Der Versuch de s’associer aux Gens Bons avec “Le Seigneur des Anneaux”
Le Phénomène des Entreprises Inspirées par Tolkien
Dans le monde moderne, de nombreuses entreprises et personnalités publiques empruntent des noms et des symboliques issus de “Le Seigneur des Anneaux”. Ce phénomène soulève des questions sur les motivations sous-jacentes de ces choix de nommage. Des entreprises comme Palantir, qui doit son nom aux “palantíri”, les sphères magiques de communication, a été fondée par des investisseurs technologiques tels que Peter Thiel, passionné par l’œuvre de J.R.R. Tolkien.
Tobias Eckrich, président de la Société allemande Tolkien, a commenté que bien que le choix de ces noms puisse sembler inoffensif, la réalité derrière les entreprises peut être loin des idéaux bienveillants que Tolkien a voulu transmettre dans ses histoires.
Les Palantiri : Métaphore de la Surveillance
Les palantíri, dans l’univers de Tolkien, permettent une communication sur de vastes distances, mais ne sont pas des outils de surveillance de masse. Ce contraste est crucial. Palantir utilise ces données à des fins que Tolkien aurait probablement désapprouvées, comme la surveillance des migrants par l’agence ICE aux États-Unis. Ce décalage a conduit à une critique acerbe, Eckrich suggérant que les fondateurs de Palantir tentent de commercialiser une version moderne du “Un Anneau”, une arme de pouvoir tout-puissant.
Des Entreprises Qui Se Présentent Comme des “Bons”
Un autre aspect de ce phénomène est l’émergence d’entreprises qui adoptent des noms inspirés de l’univers de Tolkien pour projeter une image positive. Par exemple, la banque numérique “Erebor”, et même des sociétés avec des noms plus sombres comme “Sauron Systems”, qui propose des systèmes de sécurité domestique, suggèrent une tentative de manipulation narrative.
Politique et Instrumentalisation de Tolkien
Politiciens comme JD Vance et Giorgia Meloni exploitent également ce lien avec “Le Seigneur des Anneaux”. Vance, avec des entreprises nommées “Mithril Industries” et “Narya Capital”, essaie de se positionner comme un héros à la manière d’Aragorn. Meloni, quant à elle, se présente comme une combattante contre le “mal”, utilisant l’imagerie de Tolkien pour renforcer son interprétation du bien contre le mal.

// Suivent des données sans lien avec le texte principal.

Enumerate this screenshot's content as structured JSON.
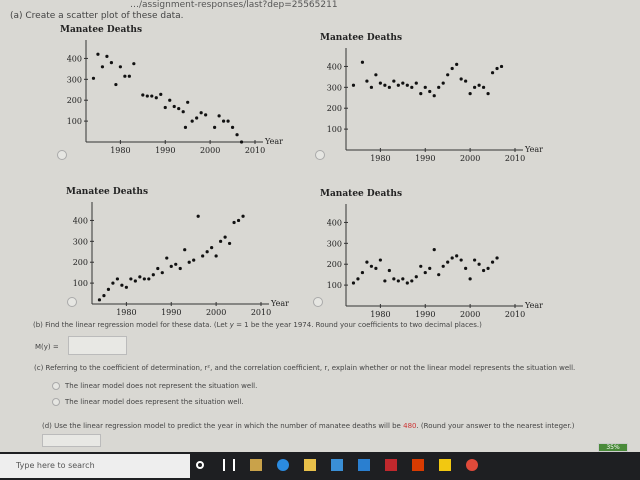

Historiens comme David Conti soulignent que cette stratégie politique repose sur une simplification extrême de la complexité morale de Tolkien, favorisant la division entre “les bons” et “les méchants”, rendant ainsi plus facile l’exclusion des opposants politiques.
Les Références Militaires et leur Ambiguïté
Sur le territoire allemand, des références à l’œuvre de Tolkien prennent des formes parfois inquiétantes, comme le choix de nommer une brigade de l’armée de l’air “Nazgûl”. Ces créatures, serviteurs du mal, symbolisent, selon Eckrich, une appropriée déplacée de l’œuvre originale. En effet, en utilisant la musique des Nazgûl pour leur promotion, la brigade envoie un message ambigu, détournant la symbolique même que Tolkien a voulu établir.
Conclusion
L’utilisation des éléments de “Le Seigneur des Anneaux” pour donner une image favorable à des entreprises et figures politiques soulève des questions profondes sur la compréhension et l’interprétation des idéaux de Tolkien. Cela démontre comment des narrations historiques peuvent être manipulées pour servir des agendas contemporains, souvent à l’encontre des messages originaux de lutte contre le pouvoir absolu. Les mots de Tolkien, empreints de sagesse et de sensibilité, méritent d’être respectés et compris dans leur véritable essence.